Take note, however, that reintroducing meat does NOT mean stopping the consumption of vegetables and other whole foods; rather, it’s about finding a balance between the two and constructing a diet that is holistic and complete.
Just like when you start going on a vegan diet, a gradual conversion is much better than a sudden shift. People who consider quitting veganism should also take it slow and reintroduce meat in a slow and gradual process, usually taking weeks or even months.
In this way, your body isn’t shocked by the sudden influx of animal-based proteins, which may lead to intestinal and other health problems.
Do Bother with Honey
Honey has a whole host of health benefits including lowering your blood pressure, antibacterial properties and is a great natural cough suppressant. It’s also the gentlest animal product that will help you transition meat back into your diet.

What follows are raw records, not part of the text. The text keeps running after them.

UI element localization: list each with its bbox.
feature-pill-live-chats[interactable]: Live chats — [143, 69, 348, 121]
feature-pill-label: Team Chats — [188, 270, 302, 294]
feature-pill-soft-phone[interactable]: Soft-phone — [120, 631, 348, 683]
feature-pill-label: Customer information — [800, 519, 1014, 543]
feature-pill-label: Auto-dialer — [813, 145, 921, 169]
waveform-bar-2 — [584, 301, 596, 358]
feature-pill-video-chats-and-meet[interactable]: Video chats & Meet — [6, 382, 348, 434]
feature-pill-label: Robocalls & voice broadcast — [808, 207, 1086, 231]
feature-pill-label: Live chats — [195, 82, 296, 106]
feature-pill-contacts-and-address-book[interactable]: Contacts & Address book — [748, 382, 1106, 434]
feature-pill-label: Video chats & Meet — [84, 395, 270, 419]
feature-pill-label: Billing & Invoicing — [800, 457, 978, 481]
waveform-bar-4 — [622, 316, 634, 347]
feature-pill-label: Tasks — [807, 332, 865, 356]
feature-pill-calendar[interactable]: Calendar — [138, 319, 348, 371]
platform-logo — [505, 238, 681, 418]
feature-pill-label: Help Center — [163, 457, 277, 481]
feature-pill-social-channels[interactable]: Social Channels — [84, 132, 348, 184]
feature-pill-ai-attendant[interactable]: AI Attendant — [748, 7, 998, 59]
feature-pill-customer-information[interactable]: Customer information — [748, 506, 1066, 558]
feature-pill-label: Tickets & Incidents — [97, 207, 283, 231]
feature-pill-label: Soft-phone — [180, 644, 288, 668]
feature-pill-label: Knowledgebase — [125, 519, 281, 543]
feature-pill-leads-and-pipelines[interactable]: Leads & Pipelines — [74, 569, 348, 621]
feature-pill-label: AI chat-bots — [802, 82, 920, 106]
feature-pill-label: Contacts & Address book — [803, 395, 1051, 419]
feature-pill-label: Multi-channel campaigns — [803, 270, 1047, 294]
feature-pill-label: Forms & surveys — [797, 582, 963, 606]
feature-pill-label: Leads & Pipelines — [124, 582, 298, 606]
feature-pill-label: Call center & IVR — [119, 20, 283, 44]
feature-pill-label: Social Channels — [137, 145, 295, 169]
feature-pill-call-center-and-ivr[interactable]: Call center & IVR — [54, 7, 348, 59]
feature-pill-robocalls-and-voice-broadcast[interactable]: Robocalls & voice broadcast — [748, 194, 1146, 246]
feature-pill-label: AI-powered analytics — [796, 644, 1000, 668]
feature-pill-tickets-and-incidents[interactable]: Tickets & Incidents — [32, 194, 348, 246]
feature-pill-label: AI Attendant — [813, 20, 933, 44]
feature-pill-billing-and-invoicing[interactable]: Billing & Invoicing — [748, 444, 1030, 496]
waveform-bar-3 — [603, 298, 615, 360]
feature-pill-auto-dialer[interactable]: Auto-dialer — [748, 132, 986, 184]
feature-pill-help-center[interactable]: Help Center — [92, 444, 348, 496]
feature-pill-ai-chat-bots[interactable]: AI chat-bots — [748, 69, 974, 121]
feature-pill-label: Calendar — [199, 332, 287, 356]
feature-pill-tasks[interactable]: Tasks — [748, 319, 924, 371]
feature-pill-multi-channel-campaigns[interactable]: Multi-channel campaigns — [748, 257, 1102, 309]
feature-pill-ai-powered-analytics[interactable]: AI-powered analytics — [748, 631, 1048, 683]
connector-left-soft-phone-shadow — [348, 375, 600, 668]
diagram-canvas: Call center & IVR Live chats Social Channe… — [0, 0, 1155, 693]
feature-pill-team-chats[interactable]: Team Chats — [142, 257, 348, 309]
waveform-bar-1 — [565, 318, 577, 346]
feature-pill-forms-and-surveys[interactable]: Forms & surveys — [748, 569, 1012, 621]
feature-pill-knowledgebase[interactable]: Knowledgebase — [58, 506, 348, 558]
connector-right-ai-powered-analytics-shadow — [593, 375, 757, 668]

Add a little bit of honey into your tea or coffee when you start quitting veganism, and you’re more likely to integrate meat back into your diet without major adverse effects.
Mix Vegan Snacks with Meat or Dairy
Just because you’re reintroducing meat back into your diet doesn’t mean you have to stop eating vegan products: as much as possible, incorporate vegan foods like whole wheat, grains, and soy-products with your meat-based meals. In this way, you’re able to get your essential vitamins and minerals from multiple sources, not to mention enjoying a healthy and well-balanced diet.
Break Down Your Vegan Limitations One Dish at a Time
Again, reintroducing meat back into your diet after years of being vegan is a hard and often uncomfortable journey, which is why it’s often best to break through vegan limitations one at a time. This means adding non-vegan options into your food in small quantities and on one dish at a time: instead of getting the surf and turf, maybe opt for bacon bits as a topping to a salad, or getting sushi with your Buddha bowl.
As Always, Consult a Doctor
As with most things that concern your health, always consult a medical professional, specifically nutritionists and endocrinologists. Nutritionists can help you craft a specific diet that can help you strike a balance between meat and veggies, while an endocrinologist can determine what foods might be best for your immune system as you start quitting veganism.